General cuda/OpenAcc thread question

Hi, all:

I’m in the process of optimizing the performance of my hybrid cuda fortran/OpenAcc code. I come from MPI and OpenMP parallel programming environment. My original code is partially parallelized with OpenMP. I have some general questions regarding the software/hardware configuration on nvidia GPU and Openacc platform.

  1. Through research, I found that I need significantly oversubscribe the cores on the GPU, ie, the number of threads of a cuda kernel needs to be many times of the number of the actual cores a GPU has. This is very different from MPI and OpenMP, in which the number of processes/threads is usually same as the number of CPU cores. Launching too many processes/threads will significantly affect the performance of the code. Can someone explain why such over subscribing is good for GPU platform?

  2. My code needs use double precision. I’m using tesla K40 as the development platform. It has 15 SMs, each has 64 double precision processing cores. Is the warp size still 32 for double precision cores? What is the best openacc gang/worker/vector configuration for doing double precision computation on K40? I’m thinking 15 gangs, 2 workers and 32 vectors. Is this configuration good? Or I have to use much higher numbers for gangs/workers?

Thanks in advance.


Hi John,

Best to not equate an OpenMP thread with a CUDA thread nor a CPU with a GPU in terms of execution model. With a CPU you do generally only want 1 OpenMP thread running per CPU core. However with a GPU, you can have a maximum of 2048 threads running on each SM simultaneously (a minimum of 2 blocks with 1024 threads each or a maximum 16 blocks with 128 threads each, new devices have a max of 32 blocks with 64 threads each but still are limited to 2048 total threads). So you wont be “oversubscribing” on your device unless you use over 30,720 threads. Even then, a new block wont be issued until another has retired, so there’s less contention than would occur if you oversubscribed on CPU. Though, you are correct in that the K40 does have limited number of FP64 compute cores, so you may see some contention here. (newer NVIDIA GPUs have a lot more FP64 cores available).

Though to start, I’d let the compiler choose the schedule to use (typically it will use 128 vectors per gang), make sure the program is running correctly, and then get a baseline performance, From there you can start experimenting with the vector length. Though keep in mind that lowering the vector length will reduce the maximum number of concurrent threads running on a given SM. So while your FP64 contention may lower, the different block may be running different sections of code (like fetching memory), so your overall performance may be lower since there are fewer threads running. You can try different numbers of gangs as well, but I generally recommend not setting this except for special circumstances, and instead let the runtime determine the number of gangs to use based on the actual loop trip count used during execution.
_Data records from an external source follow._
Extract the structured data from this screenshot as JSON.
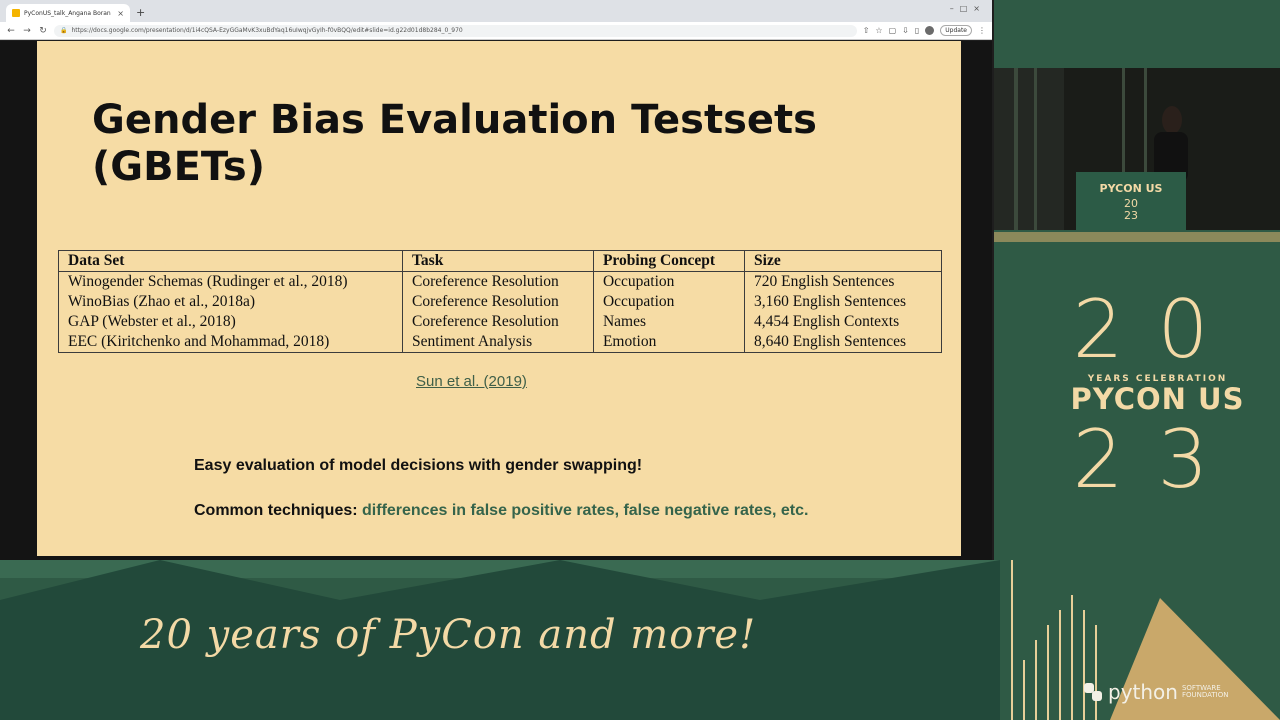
{
  "browser": {
    "tab_title": "PyConUS_talk_Angana Boran",
    "new_tab": "+",
    "url": "https://docs.google.com/presentation/d/1i4cQSA-EzyGGaMvK3xuBdYaq16uIwqjvGyIh-f0vBQQ/edit#slide=id.g22d01d8b284_0_970",
    "update_label": "Update"
  },
  "slide": {
    "title_line1": "Gender Bias Evaluation Testsets",
    "title_line2": "(GBETs)",
    "table": {
      "headers": [
        "Data Set",
        "Task",
        "Probing Concept",
        "Size"
      ],
      "rows": [
        [
          "Winogender Schemas (Rudinger et al., 2018)",
          "Coreference Resolution",
          "Occupation",
          "720 English Sentences"
        ],
        [
          "WinoBias (Zhao et al., 2018a)",
          "Coreference Resolution",
          "Occupation",
          "3,160 English Sentences"
        ],
        [
          "GAP (Webster et al., 2018)",
          "Coreference Resolution",
          "Names",
          "4,454 English Contexts"
        ],
        [
          "EEC (Kiritchenko and Mohammad, 2018)",
          "Sentiment Analysis",
          "Emotion",
          "8,640 English Sentences"
        ]
      ]
    },
    "citation": "Sun et al. (2019)",
    "point1": "Easy evaluation of model decisions with gender swapping!",
    "point2_label": "Common techniques:",
    "point2_value": "differences in false positive rates, false negative rates, etc."
  },
  "event": {
    "podium_name": "PYCON US",
    "podium_year_top": "20",
    "podium_year_bottom": "23",
    "logo_num_top": "20",
    "logo_celebration": "YEARS CELEBRATION",
    "logo_name": "PYCON US",
    "logo_num_bottom": "23",
    "tagline": "20 years of PyCon and more!",
    "sponsor_name": "python",
    "sponsor_sub1": "SOFTWARE",
    "sponsor_sub2": "FOUNDATION"
  },
  "colors": {
    "background": "#2f5a45",
    "slide": "#f6dca5",
    "accent_cream": "#f3d9a6",
    "accent_green_text": "#35644b"
  }
}
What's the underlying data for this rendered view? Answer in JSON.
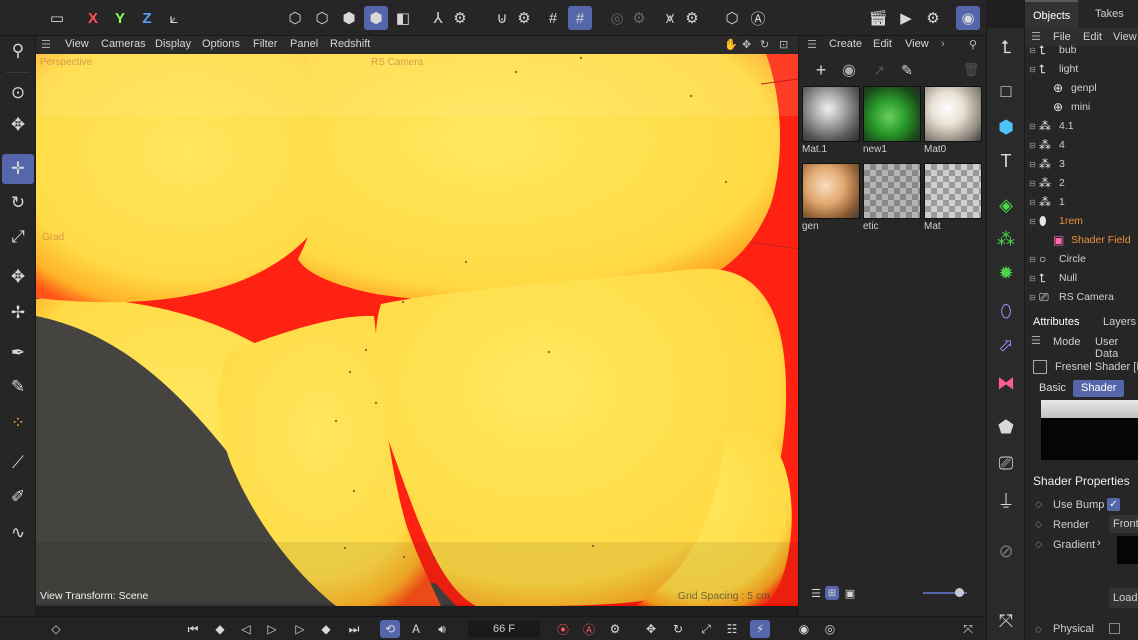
{
  "top_toolbar": {
    "axis_x": "X",
    "axis_y": "Y",
    "axis_z": "Z"
  },
  "viewport": {
    "menu": [
      "View",
      "Cameras",
      "Display",
      "Options",
      "Filter",
      "Panel",
      "Redshift"
    ],
    "camera_label": "Perspective",
    "rs_camera_label": "RS Camera",
    "overlay_label": "Grad",
    "view_transform": "View Transform: Scene",
    "grid_spacing": "Grid Spacing : 5 cm"
  },
  "materials": {
    "menu": [
      "Create",
      "Edit",
      "View"
    ],
    "items": [
      {
        "name": "Mat.1",
        "kind": "glass"
      },
      {
        "name": "new1",
        "kind": "green"
      },
      {
        "name": "Mat0",
        "kind": "white"
      },
      {
        "name": "gen",
        "kind": "skin"
      },
      {
        "name": "etic",
        "kind": "pattern"
      },
      {
        "name": "Mat",
        "kind": "checker"
      }
    ]
  },
  "objects_panel": {
    "tabs": [
      "Objects",
      "Takes"
    ],
    "menu": [
      "File",
      "Edit",
      "View"
    ],
    "tree": [
      {
        "label": "bub",
        "icon": "null-icon",
        "indent": 1,
        "highlight": false
      },
      {
        "label": "light",
        "icon": "light-icon",
        "indent": 1,
        "highlight": false
      },
      {
        "label": "genpl",
        "icon": "globe-icon",
        "indent": 2,
        "highlight": false
      },
      {
        "label": "mini",
        "icon": "globe-icon",
        "indent": 2,
        "highlight": false
      },
      {
        "label": "4.1",
        "icon": "cloner-icon",
        "indent": 1,
        "highlight": false
      },
      {
        "label": "4",
        "icon": "cloner-icon",
        "indent": 1,
        "highlight": false
      },
      {
        "label": "3",
        "icon": "cloner-icon",
        "indent": 1,
        "highlight": false
      },
      {
        "label": "2",
        "icon": "cloner-icon",
        "indent": 1,
        "highlight": false
      },
      {
        "label": "1",
        "icon": "cloner-icon",
        "indent": 1,
        "highlight": false
      },
      {
        "label": "1rem",
        "icon": "volume-icon",
        "indent": 1,
        "highlight": true
      },
      {
        "label": "Shader Field",
        "icon": "shader-field-icon",
        "indent": 2,
        "highlight": true
      },
      {
        "label": "Circle",
        "icon": "circle-icon",
        "indent": 1,
        "highlight": false
      },
      {
        "label": "Null",
        "icon": "null-icon",
        "indent": 1,
        "highlight": false
      },
      {
        "label": "RS Camera",
        "icon": "camera-icon",
        "indent": 1,
        "highlight": false
      }
    ]
  },
  "attributes": {
    "tabs": [
      "Attributes",
      "Layers"
    ],
    "menu": [
      "Mode",
      "User Data"
    ],
    "object_title": "Fresnel Shader [Fr",
    "subtabs": [
      "Basic",
      "Shader"
    ],
    "section_title": "Shader Properties",
    "use_bump_label": "Use Bump",
    "render_label": "Render",
    "render_value": "Front",
    "gradient_label": "Gradient",
    "physical_label": "Physical",
    "load_button": "Load"
  },
  "timeline": {
    "current_frame": "66 F"
  },
  "colors": {
    "accent": "#5566aa",
    "highlight": "#e8923c",
    "viewport_yellow": "#ffe14a",
    "viewport_red": "#ff1a0a"
  }
}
I should note that for OpenACC when targeting an NVIDIA device, a “gang” maps to a CUDA block, “worker” maps to a thread block’s “y” dimension, and “vector” to the thread block’s x dimension. In general, “worker” is not used except for special cases.

Also, while 2048 is the maximum number of threads, this may be lower depending on the number of registered used per thread and shared memory used per block. Both are fixed size, so if each thread uses more than 32 registers, the maximum number of running threads will be reduced. If you do a web search for “CUDA Occupancy”, you can find additional details.

Can someone explain why such over subscribing is good for GPU platform?

The main reason is latency hiding. While a CPU memory is optimized to get small amounts of data from memory to a core very fast, a GPU memory is optimized for throughput. So to hide the time it takes to retrieve memory, as one warp (32 threads) waits for memory, other warps can be running.

So while FP64 core contention may be a performance issue, of greater importance is ensuring that your vector loop is accessing data in the contiguous (stride-1) dimension of your arrays. This way, the data for all threads in a warp are obtained in a single fetch to memory.

I’ve probably missed some details and oversimplified others, but hopefully this provides some answers to your questions. Though, of course if I was not clear, please feel free to ask follow-up questions.

Also, if you want to provide a code example, I can better provide specific suggestions on improving performance.

Hi, Mat:

Thanks for your detailed explanation about the difference between OpenMP thread and cuda threads. After spending several days on trying different settings of the number of gangs and length of the vectors, I found that these settings are problem size dependent, it is hard to make a good choice for all problem size.